Reading the fine print
1 comment February 20th, 2009
Web sites, just like ours, have terms of service.
Let’s just say Facebook changed its “TOS,” setting off a frenzy of people worried that Big Bro declared the right to own their content forevermore. An L.A. Times story puts it this way:
In this case, users weren’t content to hand Facebook the rights to their personal data. They also were unsatisfied by a (CEO Mark) Zuckerberg blog post Monday that many thought amounted to “just trust us.” Users carried out their protests on the website, using the tools Facebook provides for posting blog entries and rallying around causes.
Facebook since has pulled back while it considers what to do next.
I found pretty good points of view from the New York Times.
A pretty good summary of what has happened is here, as well as a lesson. See below.
… why would anybody pay more attention to Facebook’s terms of service than to the other contracts we casually accept? Who reads the roughly 17,500-word “terms and conditions” contract governing Apple’s iTunes Store before buying a song? Who digests Microsoft’s nearly 5,500-word license for Windows Vista before booting up a new PC?
For that matter, how many home buyers read in full the terms of their mortgages before signing stacks of settlement documents?

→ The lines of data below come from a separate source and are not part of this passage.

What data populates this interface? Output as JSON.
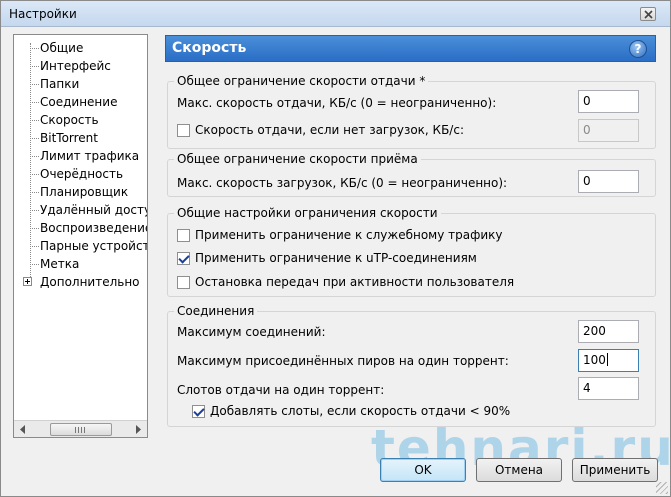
{
  "window": {
    "title": "Настройки"
  },
  "tree": {
    "items": [
      {
        "label": "Общие"
      },
      {
        "label": "Интерфейс"
      },
      {
        "label": "Папки"
      },
      {
        "label": "Соединение"
      },
      {
        "label": "Скорость",
        "selected": true
      },
      {
        "label": "BitTorrent"
      },
      {
        "label": "Лимит трафика"
      },
      {
        "label": "Очерёдность"
      },
      {
        "label": "Планировщик"
      },
      {
        "label": "Удалённый доступ"
      },
      {
        "label": "Воспроизведение"
      },
      {
        "label": "Парные устройства"
      },
      {
        "label": "Метка"
      },
      {
        "label": "Дополнительно",
        "expandable": true
      }
    ]
  },
  "panel": {
    "title": "Скорость"
  },
  "upload_group": {
    "legend": "Общее ограничение скорости отдачи *",
    "max_label": "Макс. скорость отдачи, КБ/с (0 = неограниченно):",
    "max_value": "0",
    "no_downloads_label": "Скорость отдачи, если нет загрузок, КБ/с:",
    "no_downloads_checked": false,
    "no_downloads_value": "0"
  },
  "download_group": {
    "legend": "Общее ограничение скорости приёма",
    "max_label": "Макс. скорость загрузок, КБ/с (0 = неограниченно):",
    "max_value": "0"
  },
  "limits_group": {
    "legend": "Общие настройки ограничения скорости",
    "options": [
      {
        "label": "Применить ограничение к служебному трафику",
        "checked": false
      },
      {
        "label": "Применить ограничение к uTP-соединениям",
        "checked": true
      },
      {
        "label": "Остановка передач при активности пользователя",
        "checked": false
      }
    ]
  },
  "connections_group": {
    "legend": "Соединения",
    "max_connections_label": "Максимум соединений:",
    "max_connections_value": "200",
    "max_peers_label": "Максимум присоединённых пиров на один торрент:",
    "max_peers_value": "100",
    "upload_slots_label": "Слотов отдачи на один торрент:",
    "upload_slots_value": "4",
    "extra_slots_label": "Добавлять слоты, если скорость отдачи < 90%",
    "extra_slots_checked": true
  },
  "buttons": {
    "ok": "OK",
    "cancel": "Отмена",
    "apply": "Применить"
  },
  "watermark": "tehnari.ru"
}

A company might be understood, if not forgiven, for thinking that people have gotten out of the habit of reading contracts.
Not for the first time, Facebook has learned otherwise. The company, however, can scrape some good out of this debacle by setting a better example.
It’s started things off well by prominently flagging its changed terms of use in a headline atop users’ home pages. The company is also inviting users to contribute to the next set of terms; the group Facebook set up for that purpose drew more than 30,000 users in the first 12 hours.
But their input shouldn’t be limited to providing ideas that Facebook can grind into the usual legalistic sludge. The company should post a draft of its next terms for members to work over.
Wired offers another lesson:
The way through is clear. Craft the legalese to protect the website, but include the comic book version of Moby Dick. Make it very clear what happens when and if someone quits. And regardless, users should know that anything that gets put up on Facebook is likely to survive whatever deletion the site might honestly undertake in hindsight — it’s the nature of the internet to remember the worst.
And perhaps more importantly, sites need make it easy for people to delete everything if they so choose. Few will, but giving the option prevents posts like the Consumerist’s from turning into a tedious three-day media affair.